One of the three participants in Wrangell’s 2020 Boat Parade, 19 December 2020.
(Sage Smiley / KSTK)

Wrangell’s annual Christmas boat parade has been a tradition since the 1970s. Although only a trio of boats turned out this year, the water procession brought some light-hearted fun to the darkest time of year.

Listen to the story here.

In the darkness, and especially in the driving wind and sleet, it was impossible to see across the strait to Woronofski Island. 

The only visible marker of the barrier between land and sky were the three boats: two fishing vessels and a smaller skiff, outlined in colored Christmas lights, bobbing in the black water, back and forth next to the dock. 

Wrangellites watch the 2020 Boat Parade.
(Sage Smiley / KSTK)

Youngsters along the city dock cheered as fireworks shaped like stars and hearts shot from one of the boat’s sterns. 

Most folks who showed up to watch Wrangell’s 2020 boat parade watched from the dry comfort of their cars and trucks. Plus, most cars have a radio, where parade-watchers could listen to KSTK’s broadcast of Christmas tunes and VHF radio chatter from the water. 

Over the radio, boats wished the community happy holidays. From the F/V New Freedom: “Happy New Year from the warm and cosy cabin of the F/V New Freedom, and Merry Christmas.” A chorus of other passengers on the boat joined in for a rousing “Ho, ho, ho!”

A group from the Blue Moose shouted: “Merry Christmas, Wrangell!”

Kyle Thibert was one of the brave souls who arrived on foot to take in the spectacle.

“There’s more people here watching, I think, than actually out on the water,” Thibert said, “So it’s pretty cool. It’s really awesome to see that people even braved the weather to go out and still put on the show.” 

Fireworks above the water (Sage Smiley / KSTK)

Wrangell’s Boat Parade was started in the 1970s by a local physician and commercial fisherman.
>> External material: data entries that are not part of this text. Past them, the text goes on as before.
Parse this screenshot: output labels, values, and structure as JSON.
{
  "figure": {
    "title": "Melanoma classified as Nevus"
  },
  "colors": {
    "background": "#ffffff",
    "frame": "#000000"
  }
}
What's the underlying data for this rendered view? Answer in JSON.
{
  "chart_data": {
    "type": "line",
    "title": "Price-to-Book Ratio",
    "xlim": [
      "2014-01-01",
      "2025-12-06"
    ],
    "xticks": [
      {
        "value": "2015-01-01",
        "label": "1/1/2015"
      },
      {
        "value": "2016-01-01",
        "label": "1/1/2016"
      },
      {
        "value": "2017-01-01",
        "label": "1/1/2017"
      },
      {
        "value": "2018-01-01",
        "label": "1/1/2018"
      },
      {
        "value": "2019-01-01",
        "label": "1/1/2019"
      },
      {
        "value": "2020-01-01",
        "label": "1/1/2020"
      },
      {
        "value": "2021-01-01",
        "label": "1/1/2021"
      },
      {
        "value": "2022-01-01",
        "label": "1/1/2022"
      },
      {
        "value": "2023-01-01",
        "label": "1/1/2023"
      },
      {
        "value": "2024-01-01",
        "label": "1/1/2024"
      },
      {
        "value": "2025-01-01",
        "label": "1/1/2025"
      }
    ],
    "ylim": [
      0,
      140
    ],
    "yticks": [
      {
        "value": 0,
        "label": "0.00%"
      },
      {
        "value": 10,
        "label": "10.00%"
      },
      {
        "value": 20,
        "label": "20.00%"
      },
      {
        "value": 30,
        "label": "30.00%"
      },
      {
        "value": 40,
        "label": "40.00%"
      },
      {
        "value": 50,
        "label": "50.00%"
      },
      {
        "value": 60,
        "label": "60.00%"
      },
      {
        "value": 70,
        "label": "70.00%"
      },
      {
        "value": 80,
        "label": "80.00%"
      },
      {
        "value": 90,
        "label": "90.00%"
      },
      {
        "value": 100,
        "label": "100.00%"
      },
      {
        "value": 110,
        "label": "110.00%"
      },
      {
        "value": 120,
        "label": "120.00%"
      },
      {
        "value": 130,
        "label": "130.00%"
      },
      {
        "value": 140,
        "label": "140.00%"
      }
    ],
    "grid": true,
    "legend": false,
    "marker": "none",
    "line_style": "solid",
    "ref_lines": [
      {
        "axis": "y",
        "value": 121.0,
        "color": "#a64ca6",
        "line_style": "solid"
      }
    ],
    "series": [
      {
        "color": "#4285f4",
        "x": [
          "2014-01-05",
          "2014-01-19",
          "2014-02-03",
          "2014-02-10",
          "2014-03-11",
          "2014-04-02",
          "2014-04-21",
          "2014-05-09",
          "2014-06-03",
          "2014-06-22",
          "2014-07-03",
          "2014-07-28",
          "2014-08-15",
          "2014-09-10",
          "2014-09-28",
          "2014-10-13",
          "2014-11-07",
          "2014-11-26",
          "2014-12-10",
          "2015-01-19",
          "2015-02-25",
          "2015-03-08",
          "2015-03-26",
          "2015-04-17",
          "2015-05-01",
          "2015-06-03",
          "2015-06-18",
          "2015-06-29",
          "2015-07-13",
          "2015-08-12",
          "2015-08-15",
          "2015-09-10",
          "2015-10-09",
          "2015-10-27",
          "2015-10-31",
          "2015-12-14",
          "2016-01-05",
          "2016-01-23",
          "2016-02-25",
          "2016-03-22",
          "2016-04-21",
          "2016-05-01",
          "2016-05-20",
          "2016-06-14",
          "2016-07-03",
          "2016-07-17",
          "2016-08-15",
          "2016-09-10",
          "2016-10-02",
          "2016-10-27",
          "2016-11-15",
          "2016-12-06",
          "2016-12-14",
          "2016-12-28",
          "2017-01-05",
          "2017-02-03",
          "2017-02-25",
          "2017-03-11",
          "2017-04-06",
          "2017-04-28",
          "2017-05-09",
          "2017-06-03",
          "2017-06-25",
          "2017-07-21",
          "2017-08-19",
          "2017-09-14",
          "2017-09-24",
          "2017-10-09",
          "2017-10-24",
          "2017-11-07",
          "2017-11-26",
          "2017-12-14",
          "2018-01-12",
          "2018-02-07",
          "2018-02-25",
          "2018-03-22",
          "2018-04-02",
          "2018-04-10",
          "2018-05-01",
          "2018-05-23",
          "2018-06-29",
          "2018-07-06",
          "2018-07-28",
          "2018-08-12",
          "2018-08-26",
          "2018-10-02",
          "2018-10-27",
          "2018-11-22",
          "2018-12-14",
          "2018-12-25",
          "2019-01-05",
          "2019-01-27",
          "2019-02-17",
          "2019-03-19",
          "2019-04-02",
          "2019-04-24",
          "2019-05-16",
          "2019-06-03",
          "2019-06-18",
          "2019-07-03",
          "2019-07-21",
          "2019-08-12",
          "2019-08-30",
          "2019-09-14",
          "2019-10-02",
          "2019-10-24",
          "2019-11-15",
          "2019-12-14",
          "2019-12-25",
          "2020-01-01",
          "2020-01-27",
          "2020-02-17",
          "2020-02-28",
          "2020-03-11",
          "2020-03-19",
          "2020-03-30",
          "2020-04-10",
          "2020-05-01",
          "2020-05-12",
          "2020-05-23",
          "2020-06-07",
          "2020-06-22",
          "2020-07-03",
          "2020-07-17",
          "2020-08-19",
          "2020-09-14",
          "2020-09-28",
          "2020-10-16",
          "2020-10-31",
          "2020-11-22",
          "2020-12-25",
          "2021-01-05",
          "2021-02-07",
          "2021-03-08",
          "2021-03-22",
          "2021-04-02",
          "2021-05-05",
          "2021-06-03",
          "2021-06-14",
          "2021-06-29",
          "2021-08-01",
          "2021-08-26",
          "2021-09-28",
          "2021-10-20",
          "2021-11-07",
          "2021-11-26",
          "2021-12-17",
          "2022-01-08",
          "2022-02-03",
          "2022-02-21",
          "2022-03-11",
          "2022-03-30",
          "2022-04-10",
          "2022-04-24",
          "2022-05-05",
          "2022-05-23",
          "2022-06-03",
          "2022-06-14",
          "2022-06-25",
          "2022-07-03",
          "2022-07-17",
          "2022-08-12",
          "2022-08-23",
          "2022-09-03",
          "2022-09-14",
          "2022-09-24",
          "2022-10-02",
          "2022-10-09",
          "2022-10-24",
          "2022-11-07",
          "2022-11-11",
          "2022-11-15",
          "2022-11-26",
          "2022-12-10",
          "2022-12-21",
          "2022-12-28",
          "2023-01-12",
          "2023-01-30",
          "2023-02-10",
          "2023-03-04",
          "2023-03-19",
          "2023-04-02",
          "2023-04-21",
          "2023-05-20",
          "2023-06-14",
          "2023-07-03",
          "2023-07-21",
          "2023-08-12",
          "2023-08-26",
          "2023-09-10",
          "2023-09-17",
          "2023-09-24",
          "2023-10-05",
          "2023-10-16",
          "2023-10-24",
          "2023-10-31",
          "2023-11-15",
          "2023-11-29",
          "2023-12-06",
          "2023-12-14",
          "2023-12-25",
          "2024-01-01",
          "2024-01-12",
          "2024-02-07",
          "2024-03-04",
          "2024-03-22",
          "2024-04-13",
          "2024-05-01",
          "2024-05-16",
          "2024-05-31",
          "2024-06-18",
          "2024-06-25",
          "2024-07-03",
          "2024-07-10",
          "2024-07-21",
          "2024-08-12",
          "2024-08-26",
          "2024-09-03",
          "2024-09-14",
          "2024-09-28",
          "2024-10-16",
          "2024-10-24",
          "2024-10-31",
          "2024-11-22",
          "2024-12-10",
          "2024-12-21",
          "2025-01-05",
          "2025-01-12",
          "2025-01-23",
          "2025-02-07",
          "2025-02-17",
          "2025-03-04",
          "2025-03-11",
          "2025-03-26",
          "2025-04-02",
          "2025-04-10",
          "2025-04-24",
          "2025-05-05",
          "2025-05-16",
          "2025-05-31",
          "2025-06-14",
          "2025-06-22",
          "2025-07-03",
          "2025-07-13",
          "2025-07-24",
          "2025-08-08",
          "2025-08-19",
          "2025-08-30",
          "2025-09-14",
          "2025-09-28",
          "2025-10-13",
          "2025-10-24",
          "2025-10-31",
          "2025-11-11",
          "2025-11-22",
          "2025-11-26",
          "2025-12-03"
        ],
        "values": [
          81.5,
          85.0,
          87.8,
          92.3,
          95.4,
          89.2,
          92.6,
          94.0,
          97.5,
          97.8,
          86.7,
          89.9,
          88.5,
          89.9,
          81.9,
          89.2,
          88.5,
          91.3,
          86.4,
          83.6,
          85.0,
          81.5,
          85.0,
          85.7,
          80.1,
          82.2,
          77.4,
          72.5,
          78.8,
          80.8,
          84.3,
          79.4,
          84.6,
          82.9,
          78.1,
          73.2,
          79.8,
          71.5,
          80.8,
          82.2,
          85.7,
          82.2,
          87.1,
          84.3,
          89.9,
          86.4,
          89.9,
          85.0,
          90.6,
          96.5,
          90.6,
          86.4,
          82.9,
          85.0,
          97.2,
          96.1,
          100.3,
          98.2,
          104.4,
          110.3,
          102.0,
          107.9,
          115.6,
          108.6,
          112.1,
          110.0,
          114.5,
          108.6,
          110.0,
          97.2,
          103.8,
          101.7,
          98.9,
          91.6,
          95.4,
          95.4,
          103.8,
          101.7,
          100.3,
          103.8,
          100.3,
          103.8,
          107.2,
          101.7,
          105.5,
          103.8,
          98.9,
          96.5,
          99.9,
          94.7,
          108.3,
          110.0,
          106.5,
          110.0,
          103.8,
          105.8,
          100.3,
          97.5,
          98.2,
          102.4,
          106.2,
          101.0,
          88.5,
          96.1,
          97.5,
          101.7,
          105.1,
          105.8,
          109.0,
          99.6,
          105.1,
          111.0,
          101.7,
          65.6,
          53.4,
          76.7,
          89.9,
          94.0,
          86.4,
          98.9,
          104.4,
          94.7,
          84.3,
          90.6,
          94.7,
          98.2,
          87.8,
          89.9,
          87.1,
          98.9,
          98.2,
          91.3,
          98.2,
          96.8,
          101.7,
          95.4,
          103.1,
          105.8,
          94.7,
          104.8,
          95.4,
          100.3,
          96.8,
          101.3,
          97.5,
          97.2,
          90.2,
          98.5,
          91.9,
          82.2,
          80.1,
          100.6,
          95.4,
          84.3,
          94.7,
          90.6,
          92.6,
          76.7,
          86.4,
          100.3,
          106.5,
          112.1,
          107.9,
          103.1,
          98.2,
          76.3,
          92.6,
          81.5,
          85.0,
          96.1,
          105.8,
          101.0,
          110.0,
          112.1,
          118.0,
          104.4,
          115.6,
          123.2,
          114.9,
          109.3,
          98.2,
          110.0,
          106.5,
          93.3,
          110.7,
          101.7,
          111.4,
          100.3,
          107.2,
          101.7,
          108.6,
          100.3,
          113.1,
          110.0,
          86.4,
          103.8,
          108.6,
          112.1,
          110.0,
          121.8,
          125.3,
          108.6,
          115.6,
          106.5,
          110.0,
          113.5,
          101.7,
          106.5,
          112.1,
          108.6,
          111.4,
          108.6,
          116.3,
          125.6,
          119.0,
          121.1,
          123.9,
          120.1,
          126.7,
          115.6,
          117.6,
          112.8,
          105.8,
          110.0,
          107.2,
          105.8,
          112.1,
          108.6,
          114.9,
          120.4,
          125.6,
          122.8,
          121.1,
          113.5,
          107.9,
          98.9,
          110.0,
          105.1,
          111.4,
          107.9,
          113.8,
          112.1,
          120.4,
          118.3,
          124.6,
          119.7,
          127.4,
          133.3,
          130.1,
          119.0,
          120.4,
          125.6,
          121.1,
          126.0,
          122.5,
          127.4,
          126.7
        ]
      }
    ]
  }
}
Wayne “Doc” Davenport retired in 2012 and the tradition was in danger of retiring with him. In 2018, two boats showed up decked in lights along City Dock, making the traditional route up to Petroglyph Beach, and down to Shoemaker Harbor. Last year the parade was three vessels strong — the same as this year’s effort. 

As the trio turned and made their way north towards Petroglyph Beach, most of the watchers, in cars and on foot, left City Dock. The vessels bobbed on, looping down towards Shoemaker Harbor. A few cars trailed them by road, along the water. From the hill above town, you could still hear the muffled booms of the occasional bottle rocket.